Du côté des importations, la volatilité la plus élevée est observée pour la Russie (CV = 0,71) et le Swaziland/Eswatini (CV = 0,73), bien que ces partenaires restent de poids modeste. Le Royaume-Uni, premier fournisseur, affiche une volatilité remarquablement faible (CV = 0,06), témoignant de la stabilité structurelle des flux whisky (Volatilité par partenaire).
Conclusion
Le marché extra-UE des boissons spiritueuses (CN 2208) se caractérise sur la période 2015–2025 par trois grandes tendances. Premièrement, une expansion vigoureuse des exportations, portées par la diversification géographique des débouchés et l'essor de marchés émergents (Chine, Philippines, Ukraine).

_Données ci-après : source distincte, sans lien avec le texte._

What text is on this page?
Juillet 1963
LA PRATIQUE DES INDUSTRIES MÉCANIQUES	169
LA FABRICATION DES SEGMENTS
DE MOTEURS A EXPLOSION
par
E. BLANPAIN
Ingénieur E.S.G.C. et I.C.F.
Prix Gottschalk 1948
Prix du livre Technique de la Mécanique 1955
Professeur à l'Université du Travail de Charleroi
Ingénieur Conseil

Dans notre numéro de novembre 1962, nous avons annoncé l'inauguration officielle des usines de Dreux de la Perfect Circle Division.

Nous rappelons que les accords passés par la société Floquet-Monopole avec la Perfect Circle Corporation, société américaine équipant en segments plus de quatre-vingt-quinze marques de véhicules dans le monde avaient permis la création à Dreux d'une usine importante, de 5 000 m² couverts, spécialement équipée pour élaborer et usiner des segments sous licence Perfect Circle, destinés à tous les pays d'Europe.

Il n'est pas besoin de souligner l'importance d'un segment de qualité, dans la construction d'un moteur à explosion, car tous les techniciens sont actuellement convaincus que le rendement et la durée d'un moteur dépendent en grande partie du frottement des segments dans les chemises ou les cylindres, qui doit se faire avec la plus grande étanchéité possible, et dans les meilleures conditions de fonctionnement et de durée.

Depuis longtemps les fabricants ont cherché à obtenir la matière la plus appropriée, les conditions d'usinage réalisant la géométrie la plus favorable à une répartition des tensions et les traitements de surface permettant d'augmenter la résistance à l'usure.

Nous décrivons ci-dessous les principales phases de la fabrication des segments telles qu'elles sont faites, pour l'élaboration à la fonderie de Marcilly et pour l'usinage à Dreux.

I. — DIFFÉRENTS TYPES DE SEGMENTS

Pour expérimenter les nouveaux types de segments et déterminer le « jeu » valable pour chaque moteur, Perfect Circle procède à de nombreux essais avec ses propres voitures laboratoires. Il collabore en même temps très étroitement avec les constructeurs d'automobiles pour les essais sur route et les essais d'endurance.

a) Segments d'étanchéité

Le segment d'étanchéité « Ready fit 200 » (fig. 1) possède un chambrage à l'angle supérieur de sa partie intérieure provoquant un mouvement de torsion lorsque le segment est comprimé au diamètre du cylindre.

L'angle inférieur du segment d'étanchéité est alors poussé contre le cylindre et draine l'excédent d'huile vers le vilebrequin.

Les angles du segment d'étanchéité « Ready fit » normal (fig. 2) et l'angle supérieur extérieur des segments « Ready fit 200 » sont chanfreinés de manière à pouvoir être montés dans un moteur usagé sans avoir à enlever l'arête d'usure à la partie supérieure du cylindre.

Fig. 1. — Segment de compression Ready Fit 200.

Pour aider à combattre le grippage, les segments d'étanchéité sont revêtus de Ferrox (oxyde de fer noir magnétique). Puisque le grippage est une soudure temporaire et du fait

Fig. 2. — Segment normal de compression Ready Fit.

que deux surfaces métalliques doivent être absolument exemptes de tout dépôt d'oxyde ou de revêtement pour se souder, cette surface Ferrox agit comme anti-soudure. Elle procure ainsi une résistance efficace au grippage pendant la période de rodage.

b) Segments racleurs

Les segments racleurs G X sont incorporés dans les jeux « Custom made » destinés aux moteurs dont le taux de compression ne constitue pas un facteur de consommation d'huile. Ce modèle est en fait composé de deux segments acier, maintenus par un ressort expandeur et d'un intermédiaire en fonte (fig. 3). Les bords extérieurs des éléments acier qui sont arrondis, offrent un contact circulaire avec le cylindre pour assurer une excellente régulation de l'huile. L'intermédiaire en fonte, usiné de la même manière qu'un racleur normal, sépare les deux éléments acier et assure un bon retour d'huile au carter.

Deuxièmement, une recomposition profonde du mix-produit, avec l'explosion de la catégorie résiduelle (CN 220890), la forte progression des liqueurs et une premiumisation segmentée de l'eau-de-vie de vin. Troisièmement, une résilience de l'UE en tant qu'exportateur net, dont la dépendance nette aux importations s'est creusée à −38 % et dont la propension à exporter dépasse désormais 55 % de la production.

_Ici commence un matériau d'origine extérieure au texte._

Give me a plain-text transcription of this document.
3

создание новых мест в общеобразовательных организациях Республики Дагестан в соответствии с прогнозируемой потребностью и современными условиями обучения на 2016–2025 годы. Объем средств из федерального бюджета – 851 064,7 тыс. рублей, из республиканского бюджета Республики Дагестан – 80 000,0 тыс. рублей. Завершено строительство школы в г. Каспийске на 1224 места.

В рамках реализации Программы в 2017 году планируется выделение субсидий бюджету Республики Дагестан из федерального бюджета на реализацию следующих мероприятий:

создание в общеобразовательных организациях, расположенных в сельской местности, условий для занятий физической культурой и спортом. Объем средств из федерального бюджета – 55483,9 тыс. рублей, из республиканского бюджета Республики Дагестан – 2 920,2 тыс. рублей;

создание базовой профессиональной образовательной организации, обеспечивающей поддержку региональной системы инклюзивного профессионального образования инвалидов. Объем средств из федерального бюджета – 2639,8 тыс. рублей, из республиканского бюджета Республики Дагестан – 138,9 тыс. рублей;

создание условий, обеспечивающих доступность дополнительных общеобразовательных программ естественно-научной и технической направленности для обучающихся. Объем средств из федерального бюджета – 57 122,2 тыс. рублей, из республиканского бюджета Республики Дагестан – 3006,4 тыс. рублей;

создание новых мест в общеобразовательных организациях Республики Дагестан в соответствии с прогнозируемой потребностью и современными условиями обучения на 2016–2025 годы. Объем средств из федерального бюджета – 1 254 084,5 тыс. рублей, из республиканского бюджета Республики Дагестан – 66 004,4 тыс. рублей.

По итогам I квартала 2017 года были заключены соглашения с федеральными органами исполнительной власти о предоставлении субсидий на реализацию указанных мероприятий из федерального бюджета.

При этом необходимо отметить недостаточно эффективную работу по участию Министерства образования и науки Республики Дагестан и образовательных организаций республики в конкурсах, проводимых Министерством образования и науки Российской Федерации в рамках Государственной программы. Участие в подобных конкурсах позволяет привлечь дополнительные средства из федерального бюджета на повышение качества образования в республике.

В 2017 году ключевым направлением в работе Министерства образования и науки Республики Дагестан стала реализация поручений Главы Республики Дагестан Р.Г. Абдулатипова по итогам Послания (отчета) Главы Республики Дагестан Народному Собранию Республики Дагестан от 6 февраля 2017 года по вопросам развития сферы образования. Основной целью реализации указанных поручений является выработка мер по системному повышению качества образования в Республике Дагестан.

Les principaux risques identifiés restent la concentration des flux vers un petit nombre de marchés (les États-Unis et le Royaume-Unis représentant à eux seuls près de la moitié des exportations et importations), ainsi que la sensibilité aux chocs de prix ponctuels sur les marchés clés. L'effondrement des échanges avec la Russie et la montée en puissance de partenaires comme le Mexique ou les Philippines illustrent cependant la capacité d'adaptation du secteur européen des spiritueuses face aux bouleversements géopolitiques.